UV ışınlarının hücresel DNA hasarına yol açarak onarım hataları ve sonuçta bozuk hücre yapısı ile yaşlanmaya neden olduğunu dile getiren Dr. Kutlutürk, “UV ışınlarının cildimizde oluşturduğu yaşlanma etkilerini minimuma indirgemek üzere, gündüz saat 10.00-16.00 saatleri arasında güneşe çıkmama, şapka, gözlük, UV filtreli giysi kullanımı, UVA ve UVB ışınlarına etkili güneş koruyucu kullanımı, çocukların 6 aydan once direkt güneşe çıkarılmaması ve etkili güneş koruyucu kullanımı dikkat edilmesi gereken noktalardır” ifadelerini kullandı.

 

“Sigara kullanımı yaşlanmada önemli role sahiptir”

Özel Star Medica Hastanesi Dermatoloji Uzmanı Doktor İrem Kutlutürk, cilt yaşlanmasının en önemli bulgusu kollajen miktarının azalması ve derideki incelme olduğunu belirterek, “İçsel faktörlere bağlı oluşan yaşlanma sonucu cilt daha düzgün yüzeyli, abartılı mimik kırışıklıkları olsa da geometrik yapısı bozulmamıştır. Çevresel faktörlerin ön planda olduğu cilt yaşlanmasında ise ömür boyu maruz kalınan UV ışınları sonucu cilt yüzeyinde düzensiz kabalaşma, renk düzensizlikleri, gevşek cilt yapısı gibi belirtileri içerir. Sigara kullanımı da oksidatif stress yoluyla yaşlanmada önemli role sahiptir. Bu durumda antioksidanların önemli rolü bulunmaktadır. Vitamin C, koenzim Q10, yeşil çay, Vitamin E, proantosiyanidinler gibi antoksidanların kullanımı yaşlanmanın geciktirilmesinde değer taşımaktadır. Endokrin sistemin de yaşlanma sürecinde rolü olduğu bilinmektedir. İnsülin, Vitamin D ve tiroid hormon seviyelerinin yaşlanma sürecini etkilediği bilinmektedir. Cilt yaşlanmasının en önemli bulgusu kollajen miktarının azalması ve derideki incelmedir. Güneşe uzun yıllar maruz kalınma sonrası gerçekleşen fotoyaşlanma tedavisinde resurfacing dediğimiz hasarlı derinin ortadan kaldırılarak yeni kollajen üretiminin arttırılmasına yönelik prosedürler uygulanmaktadır” dedi.

 

“Yaşlanma sürecini geciktirmek için güneşten etkin korunmalı”

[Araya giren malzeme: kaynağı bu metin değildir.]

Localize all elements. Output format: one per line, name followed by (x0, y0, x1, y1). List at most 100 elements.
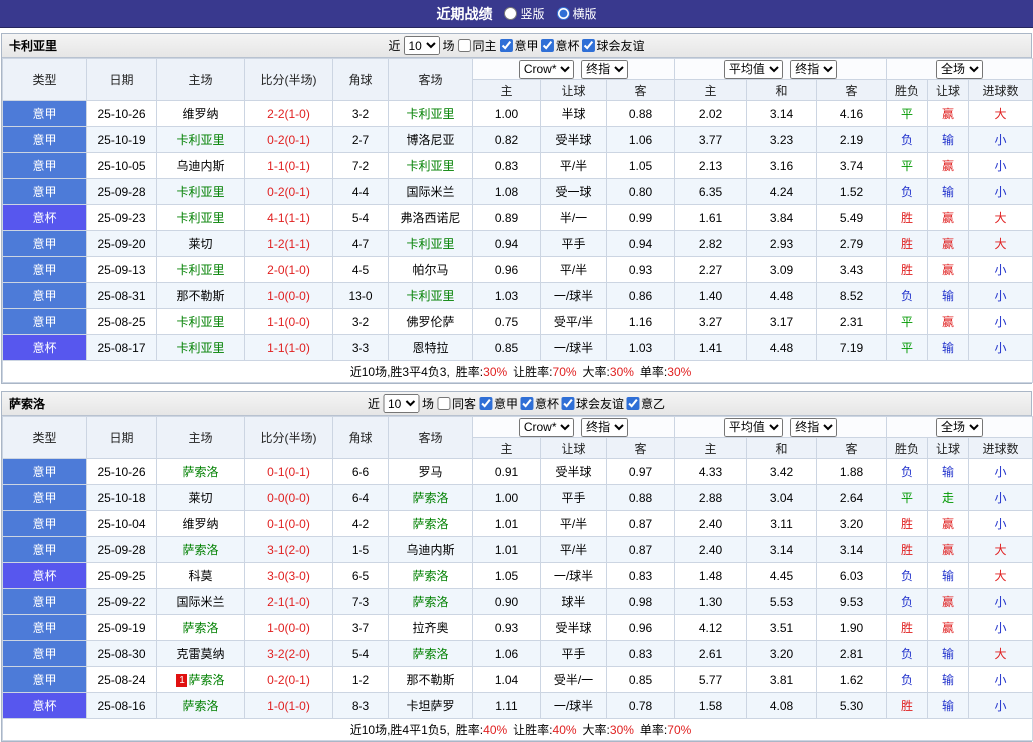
league-filter-checkbox[interactable] (626, 397, 639, 410)
odds-time-select[interactable]: 终指 (581, 60, 628, 79)
home-team-name: 国际米兰 (176, 595, 224, 609)
away-team: 萨索洛 (389, 641, 473, 667)
result-goals: 小 (969, 179, 1033, 205)
league-filter-option[interactable]: 意杯 (541, 37, 580, 54)
layout-vertical-option[interactable]: 竖版 (504, 5, 544, 22)
odds-away: 0.87 (607, 537, 675, 563)
layout-horizontal-option[interactable]: 横版 (557, 5, 597, 22)
scope-select[interactable]: 全场 (936, 418, 983, 437)
avg-time-select[interactable]: 终指 (790, 418, 837, 437)
odds-home: 0.83 (473, 153, 541, 179)
avg-odds-select[interactable]: 平均值 (724, 418, 783, 437)
result-wdl: 胜 (887, 537, 928, 563)
odds-company-select[interactable]: Crow* (519, 60, 574, 79)
corners: 1-2 (333, 667, 389, 693)
match-date: 25-08-25 (87, 309, 157, 335)
result-wdl: 胜 (887, 231, 928, 257)
corners: 4-2 (333, 511, 389, 537)
same-venue-checkbox[interactable] (457, 39, 470, 52)
avg-away: 2.79 (817, 231, 887, 257)
layout-horizontal-radio[interactable] (557, 7, 570, 20)
same-venue-option[interactable]: 同主 (457, 37, 496, 54)
result-wdl: 平 (887, 153, 928, 179)
league-filter-label: 意杯 (535, 395, 559, 412)
result-wdl: 负 (887, 283, 928, 309)
avg-away: 5.49 (817, 205, 887, 231)
same-venue-option[interactable]: 同客 (437, 395, 476, 412)
match-date: 25-10-19 (87, 127, 157, 153)
match-row: 意杯25-09-25科莫3-0(3-0)6-5萨索洛1.05一/球半0.831.… (3, 563, 1033, 589)
recent-count-select[interactable]: 10 (383, 394, 419, 413)
away-team: 萨索洛 (389, 589, 473, 615)
league-filter-checkbox[interactable] (561, 397, 574, 410)
home-team-name: 萨索洛 (182, 543, 218, 557)
avg-time-select[interactable]: 终指 (790, 60, 837, 79)
home-team-name: 卡利亚里 (176, 211, 224, 225)
subcol-avg-home: 主 (675, 438, 747, 459)
result-wdl: 负 (887, 563, 928, 589)
corners: 7-3 (333, 589, 389, 615)
same-venue-checkbox[interactable] (437, 397, 450, 410)
score: 0-1(0-0) (245, 511, 333, 537)
avg-draw: 4.24 (747, 179, 817, 205)
home-team: 卡利亚里 (157, 179, 245, 205)
league-filter-option[interactable]: 球会友谊 (561, 395, 624, 412)
handicap: 平手 (541, 485, 607, 511)
match-row: 意甲25-10-18莱切0-0(0-0)6-4萨索洛1.00平手0.882.88… (3, 485, 1033, 511)
recent-count-select[interactable]: 10 (403, 36, 439, 55)
scope-select[interactable]: 全场 (936, 60, 983, 79)
match-row: 意甲25-09-28卡利亚里0-2(0-1)4-4国际米兰1.08受一球0.80… (3, 179, 1033, 205)
result-wdl: 负 (887, 641, 928, 667)
result-wdl: 平 (887, 309, 928, 335)
away-team-name: 萨索洛 (412, 647, 448, 661)
layout-vertical-radio[interactable] (504, 7, 517, 20)
odds-company-select[interactable]: Crow* (519, 418, 574, 437)
subcol-handicap: 让球 (541, 438, 607, 459)
league-filter-option[interactable]: 意杯 (520, 395, 559, 412)
odds-time-select[interactable]: 终指 (581, 418, 628, 437)
avg-away: 7.19 (817, 335, 887, 361)
league-filter-checkbox[interactable] (582, 39, 595, 52)
league-filter-option[interactable]: 意甲 (500, 37, 539, 54)
league-filter-option[interactable]: 意甲 (479, 395, 518, 412)
odds-away: 1.06 (607, 127, 675, 153)
odds-home: 0.93 (473, 615, 541, 641)
table-header-row: 类型 日期 主场 比分(半场) 角球 客场 Crow* 终指 平均值 终指 (3, 59, 1033, 80)
match-date: 25-10-05 (87, 153, 157, 179)
league-badge: 意甲 (3, 153, 87, 179)
avg-odds-select[interactable]: 平均值 (724, 60, 783, 79)
match-row: 意甲25-09-22国际米兰2-1(1-0)7-3萨索洛0.90球半0.981.… (3, 589, 1033, 615)
score: 1-1(0-0) (245, 309, 333, 335)
away-team-name: 佛罗伦萨 (406, 315, 454, 329)
away-team-name: 帕尔马 (412, 263, 448, 277)
league-filter-checkbox[interactable] (520, 397, 533, 410)
odds-home: 0.96 (473, 257, 541, 283)
match-date: 25-08-30 (87, 641, 157, 667)
league-filter-checkbox[interactable] (479, 397, 492, 410)
result-handicap: 输 (928, 693, 969, 719)
near-label: 近 (368, 395, 380, 412)
match-row: 意甲25-10-04维罗纳0-1(0-0)4-2萨索洛1.01平/半0.872.… (3, 511, 1033, 537)
league-filter-option[interactable]: 球会友谊 (582, 37, 645, 54)
result-wdl: 胜 (887, 257, 928, 283)
odds-home: 1.06 (473, 641, 541, 667)
col-header-away: 客场 (389, 59, 473, 101)
home-team-name: 莱切 (188, 237, 212, 251)
match-date: 25-09-28 (87, 179, 157, 205)
subcol-avg-draw: 和 (747, 80, 817, 101)
result-handicap: 赢 (928, 511, 969, 537)
avg-away: 9.53 (817, 589, 887, 615)
home-team: 1萨索洛 (157, 667, 245, 693)
league-filter-option[interactable]: 意乙 (626, 395, 665, 412)
match-date: 25-10-04 (87, 511, 157, 537)
avg-draw: 4.08 (747, 693, 817, 719)
result-goals: 小 (969, 693, 1033, 719)
home-team-name: 科莫 (188, 569, 212, 583)
score: 0-2(0-1) (245, 179, 333, 205)
league-filter-checkbox[interactable] (500, 39, 513, 52)
handicap: 半/一 (541, 205, 607, 231)
league-filter-label: 意乙 (641, 395, 665, 412)
summary-label: 大率: (583, 365, 610, 379)
league-filter-checkbox[interactable] (541, 39, 554, 52)
away-team-name: 博洛尼亚 (406, 133, 454, 147)
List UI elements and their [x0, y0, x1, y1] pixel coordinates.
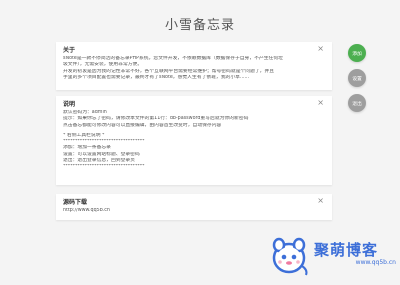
close-icon[interactable]: × — [317, 197, 324, 205]
note-line: 手里的多个项目配置也需要记录，最终才有了sNote，感觉人生有了依靠，我的小草.… — [63, 74, 250, 80]
close-icon[interactable]: × — [317, 99, 324, 107]
page-title: 小雪备忘录 — [164, 18, 235, 33]
note-title: 关于 — [63, 47, 76, 54]
close-icon[interactable]: × — [317, 45, 324, 53]
note-card-download[interactable]: 源码下载 × http://www.qq5b.cn — [56, 194, 332, 220]
watermark-brand: 聚萌博客 — [314, 241, 379, 259]
add-button[interactable]: 添加 — [348, 44, 366, 62]
note-card-instructions[interactable]: 说明 × 默认密码为：admin 提示：如果你忘了密码，请修改本文件的第11行：… — [56, 96, 332, 185]
watermark: 聚萌博客 www.qq5b.cn — [268, 236, 398, 284]
watermark-url: www.qq5b.cn — [355, 259, 396, 266]
note-line: http://www.qq5b.cn — [63, 208, 110, 213]
note-title: 源码下载 — [63, 199, 88, 206]
mascot-logo-icon — [272, 237, 308, 276]
logout-button[interactable]: 退出 — [348, 94, 366, 112]
note-card-about[interactable]: 关于 × sNote是一款不停简洁的备忘录PHP系统，您文件开发，不依赖数据库（… — [56, 42, 332, 90]
settings-button[interactable]: 设置 — [348, 69, 366, 87]
note-line: ********************************** — [63, 164, 145, 170]
note-title: 说明 — [63, 101, 76, 108]
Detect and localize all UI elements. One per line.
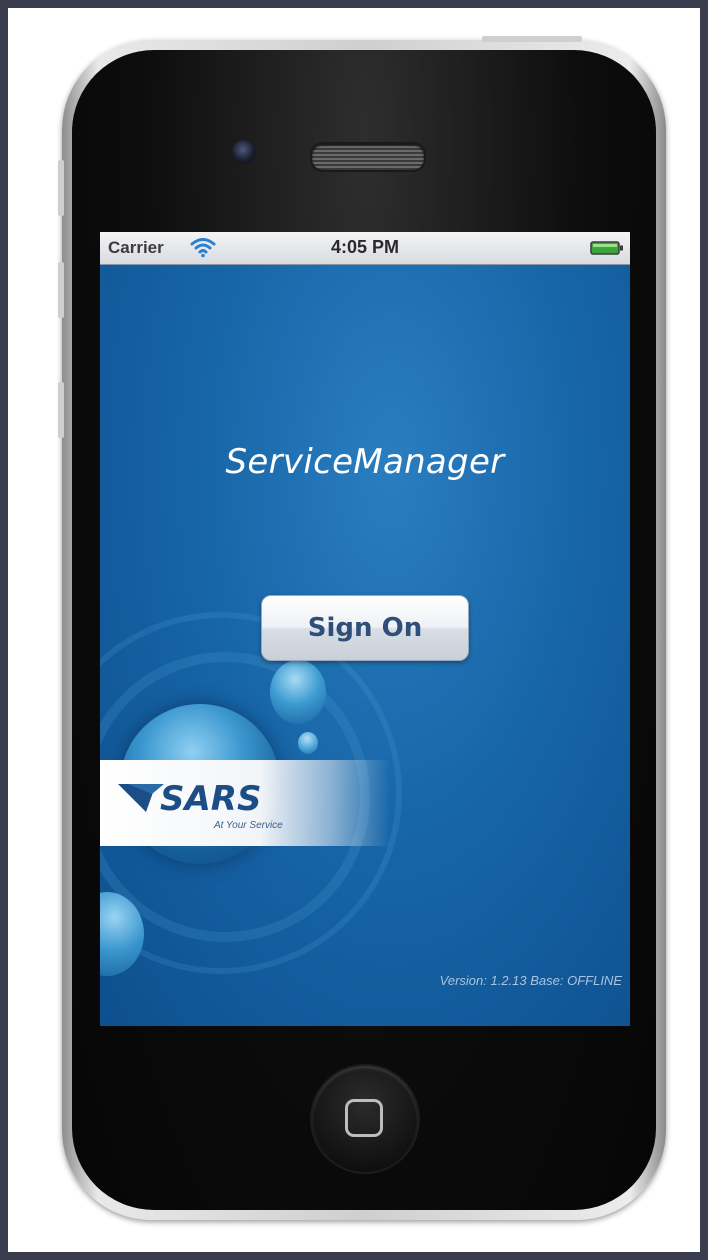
water-droplet-small <box>298 732 318 754</box>
mute-switch <box>58 160 64 216</box>
app-screen: Carrier 4:05 PM ServiceManager Sign On S… <box>100 232 630 1026</box>
sign-on-button[interactable]: Sign On <box>261 595 469 661</box>
sars-tagline: At Your Service <box>214 820 283 831</box>
status-time: 4:05 PM <box>330 237 400 257</box>
sars-banner: SARS At Your Service <box>100 760 390 846</box>
power-button <box>482 36 582 42</box>
sars-logo-text: SARS <box>160 779 261 818</box>
front-camera <box>232 140 256 164</box>
home-button[interactable] <box>312 1066 418 1172</box>
version-label: Version: 1.2.13 Base: OFFLINE <box>439 973 622 988</box>
sars-logo: SARS <box>118 779 261 818</box>
home-square-icon <box>345 1099 383 1137</box>
earpiece-speaker <box>310 142 426 172</box>
app-title: ServiceManager <box>225 442 505 482</box>
volume-up-button <box>58 262 64 318</box>
status-bar: Carrier 4:05 PM <box>100 232 630 265</box>
volume-down-button <box>58 382 64 438</box>
water-droplet-medium <box>270 660 326 724</box>
battery-icon <box>590 241 623 255</box>
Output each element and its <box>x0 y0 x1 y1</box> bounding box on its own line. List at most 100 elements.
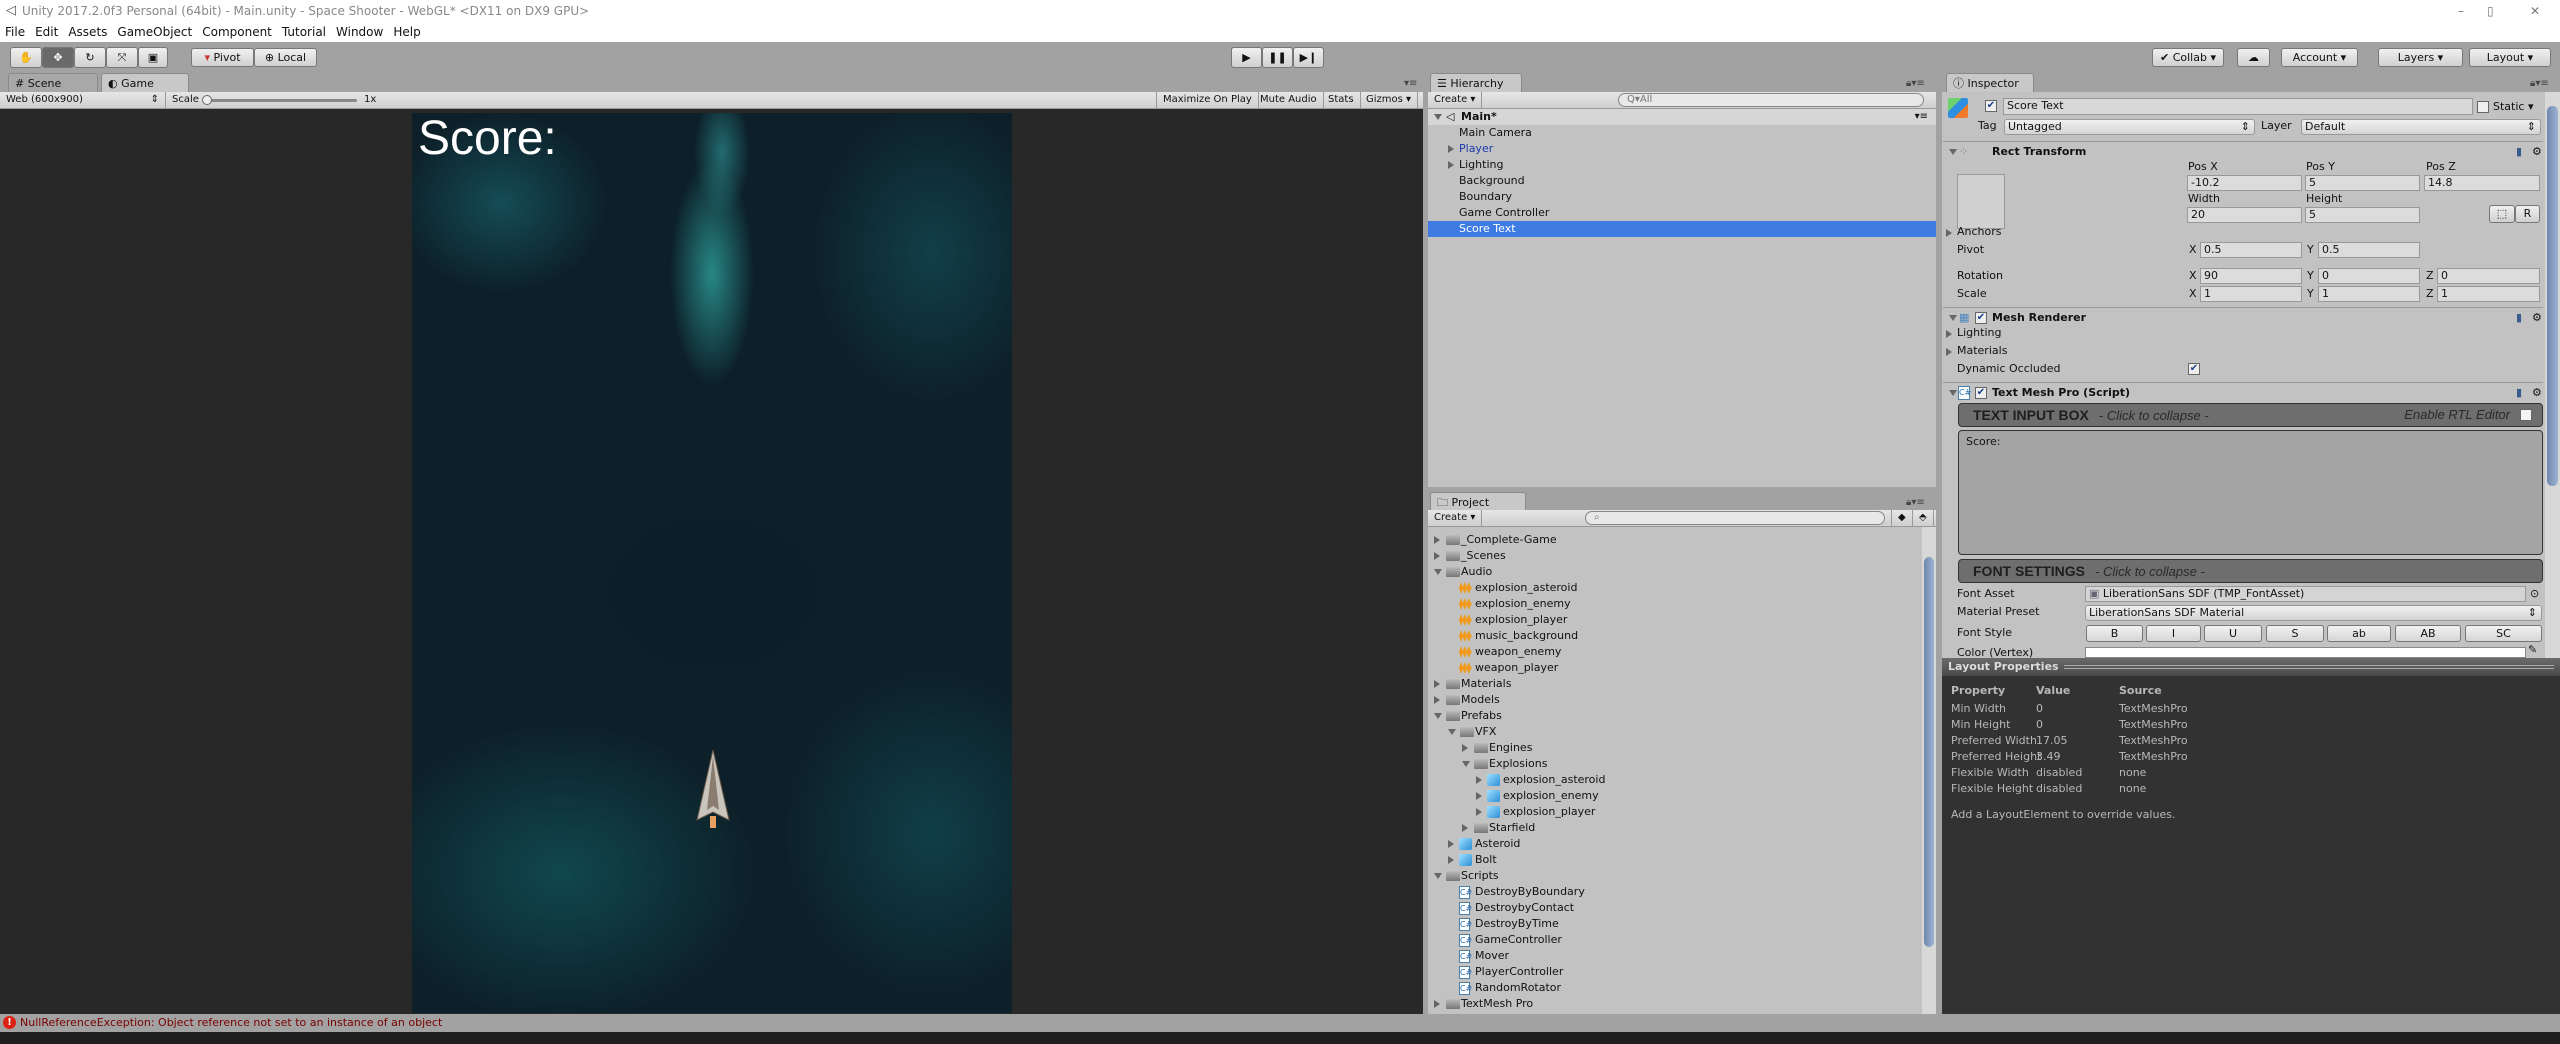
minimize-button[interactable]: – <box>2458 0 2464 22</box>
help-book-icon[interactable]: ▮ <box>2516 383 2522 403</box>
gizmos-dropdown[interactable]: Gizmos ▾ <box>1360 92 1419 108</box>
hierarchy-item[interactable]: Main Camera <box>1428 125 1936 141</box>
font-style-lowercase-button[interactable]: ab <box>2327 625 2391 642</box>
status-bar[interactable]: ! NullReferenceException: Object referen… <box>0 1014 2560 1032</box>
materials-foldout[interactable]: Materials <box>1957 343 2007 359</box>
expand-arrow-icon[interactable] <box>1448 161 1454 169</box>
project-item[interactable]: music_background <box>1428 628 1918 644</box>
game-view[interactable]: Score: <box>0 109 1423 1014</box>
project-item[interactable]: Audio <box>1428 564 1918 580</box>
layout-properties-header[interactable]: Layout Properties <box>1942 658 2560 676</box>
project-item[interactable]: C# GameController <box>1428 932 1918 948</box>
font-settings-header[interactable]: FONT SETTINGS - Click to collapse - <box>1958 559 2543 583</box>
font-asset-field[interactable]: ▣ LiberationSans SDF (TMP_FontAsset) <box>2085 586 2526 602</box>
tab-hierarchy[interactable]: ☰ Hierarchy <box>1430 73 1522 93</box>
tab-scene[interactable]: # Scene <box>8 73 98 93</box>
scrollbar-thumb[interactable] <box>2547 106 2558 486</box>
component-enabled-checkbox[interactable]: ✔ <box>1975 387 1987 399</box>
scrollbar-thumb[interactable] <box>1924 557 1934 947</box>
project-item[interactable]: weapon_player <box>1428 660 1918 676</box>
lock-icon[interactable]: 🔒︎▾≡ <box>1906 78 1925 89</box>
local-button[interactable]: ⊕ Local <box>254 48 317 67</box>
status-message[interactable]: NullReferenceException: Object reference… <box>20 1014 442 1032</box>
expand-arrow-icon[interactable] <box>1434 696 1440 704</box>
tab-game[interactable]: ◐ Game <box>101 73 189 93</box>
cloud-button[interactable]: ☁ <box>2237 48 2270 67</box>
lock-icon[interactable]: 🔒︎▾≡ <box>1906 497 1925 508</box>
project-item[interactable]: explosion_enemy <box>1428 596 1918 612</box>
expand-arrow-icon[interactable] <box>1462 824 1468 832</box>
font-style-underline-button[interactable]: U <box>2204 625 2262 642</box>
menu-edit[interactable]: Edit <box>30 24 63 40</box>
hierarchy-item[interactable]: Player <box>1428 141 1936 157</box>
font-style-italic-button[interactable]: I <box>2146 625 2201 642</box>
gear-icon[interactable]: ⚙ <box>2532 308 2542 328</box>
project-item[interactable]: VFX <box>1428 724 1918 740</box>
expand-arrow-icon[interactable] <box>1448 145 1454 153</box>
scale-x-input[interactable]: 1 <box>2200 286 2302 302</box>
project-item[interactable]: TextMesh Pro <box>1428 996 1918 1012</box>
rotate-tool-button[interactable]: ↻ <box>74 47 106 68</box>
raw-edit-button[interactable]: R <box>2515 205 2540 223</box>
collab-button[interactable]: ✔ Collab ▾ <box>2152 48 2224 67</box>
expand-arrow-icon[interactable] <box>1462 744 1468 752</box>
project-item[interactable]: C# DestroyByTime <box>1428 916 1918 932</box>
tab-project[interactable]: 🗀︎ Project <box>1430 492 1526 512</box>
filter-by-type-button[interactable]: ◆ <box>1891 510 1913 526</box>
maximize-button[interactable]: ▯ <box>2487 0 2494 22</box>
menu-help[interactable]: Help <box>388 24 425 40</box>
text-mesh-pro-header[interactable]: C# ✔ Text Mesh Pro (Script) ▮ ⚙ <box>1943 382 2543 402</box>
tab-inspector[interactable]: ⓘ Inspector <box>1946 73 2034 93</box>
project-item[interactable]: Prefabs <box>1428 708 1918 724</box>
tag-dropdown[interactable]: Untagged ⇕ <box>2004 119 2255 135</box>
project-item[interactable]: Models <box>1428 692 1918 708</box>
layout-dropdown[interactable]: Layout ▾ <box>2469 48 2551 67</box>
menu-file[interactable]: File <box>0 24 30 40</box>
mute-audio-toggle[interactable]: Mute Audio <box>1254 92 1324 108</box>
project-item[interactable]: Bolt <box>1428 852 1918 868</box>
project-item[interactable]: explosion_asteroid <box>1428 772 1918 788</box>
move-tool-button[interactable]: ✥ <box>42 47 74 68</box>
project-item[interactable]: C# PlayerController <box>1428 964 1918 980</box>
expand-arrow-icon[interactable] <box>1434 552 1440 560</box>
width-input[interactable]: 20 <box>2187 207 2302 223</box>
hierarchy-item[interactable]: Boundary <box>1428 189 1936 205</box>
project-item[interactable]: _Scenes <box>1428 548 1918 564</box>
menu-gameobject[interactable]: GameObject <box>112 24 197 40</box>
expand-arrow-icon[interactable] <box>1434 536 1440 544</box>
font-style-strikethrough-button[interactable]: S <box>2266 625 2324 642</box>
pos-y-input[interactable]: 5 <box>2305 175 2420 191</box>
help-book-icon[interactable]: ▮ <box>2516 142 2522 162</box>
expand-arrow-icon[interactable] <box>1434 680 1440 688</box>
project-item[interactable]: C# Mover <box>1428 948 1918 964</box>
play-button[interactable]: ▶ <box>1231 47 1262 68</box>
scale-slider-thumb[interactable] <box>202 95 212 105</box>
rotation-z-input[interactable]: 0 <box>2437 268 2540 284</box>
lock-icon[interactable]: 🔒︎▾≡ <box>2530 78 2549 89</box>
menu-window[interactable]: Window <box>331 24 388 40</box>
gear-icon[interactable]: ⚙ <box>2532 142 2542 162</box>
project-item[interactable]: C# RandomRotator <box>1428 980 1918 996</box>
expand-arrow-icon[interactable] <box>1476 776 1482 784</box>
material-preset-dropdown[interactable]: LiberationSans SDF Material ⇕ <box>2085 605 2542 621</box>
pivot-y-input[interactable]: 0.5 <box>2318 242 2420 258</box>
project-item[interactable]: explosion_player <box>1428 804 1918 820</box>
pos-x-input[interactable]: -10.2 <box>2187 175 2302 191</box>
text-input-box-header[interactable]: TEXT INPUT BOX - Click to collapse - Enab… <box>1958 403 2543 427</box>
object-name-input[interactable]: Score Text <box>2003 98 2473 115</box>
hierarchy-search-input[interactable]: Q▾All <box>1618 93 1924 107</box>
layer-dropdown[interactable]: Default ⇕ <box>2301 119 2541 135</box>
project-item[interactable]: Explosions <box>1428 756 1918 772</box>
anchors-expand-icon[interactable] <box>1946 229 1952 237</box>
help-book-icon[interactable]: ▮ <box>2516 308 2522 328</box>
hierarchy-item[interactable]: Game Controller <box>1428 205 1936 221</box>
panel-menu-icon[interactable]: ▾≡ <box>1404 78 1417 89</box>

Dr. İrem Kutlutürk, fotoyaşlanmanın önüne geçmek üzere etkin güneşten korunma yöntemlerinin önemsenmesi gerektiğini belirterek, “Yaşlanma sürecini geciktirmek üzere her biri ayrı bir inceleme konusu olan korunma ve tedavi yaklaşımlarını özetlemek gerekirse, en önemlisi güneşten etkin korunma, sigara kullanımının sonlandırılması, kollajen sentezini arttırmaya yönelik retinoik asid, C vitamini içeren kremlerin kullanımı, antioksidanların ağız yoluyla ve lokal kullanımı, hormon seviyelerinde dengesizliğin önlenmesi için düzenli uyku, beslenme ve periyodik kontroller, deride meydana gelen yaşlanma belirtilerine yönelik iyi bir analiz ve daha sonrasında yaşlanma evresine göre uygun tedaviler (peeling, botox, dolgu uygulamaları, fotorejuvenasyon, laser ile soyma tedavileri)” şeklinde konuştu.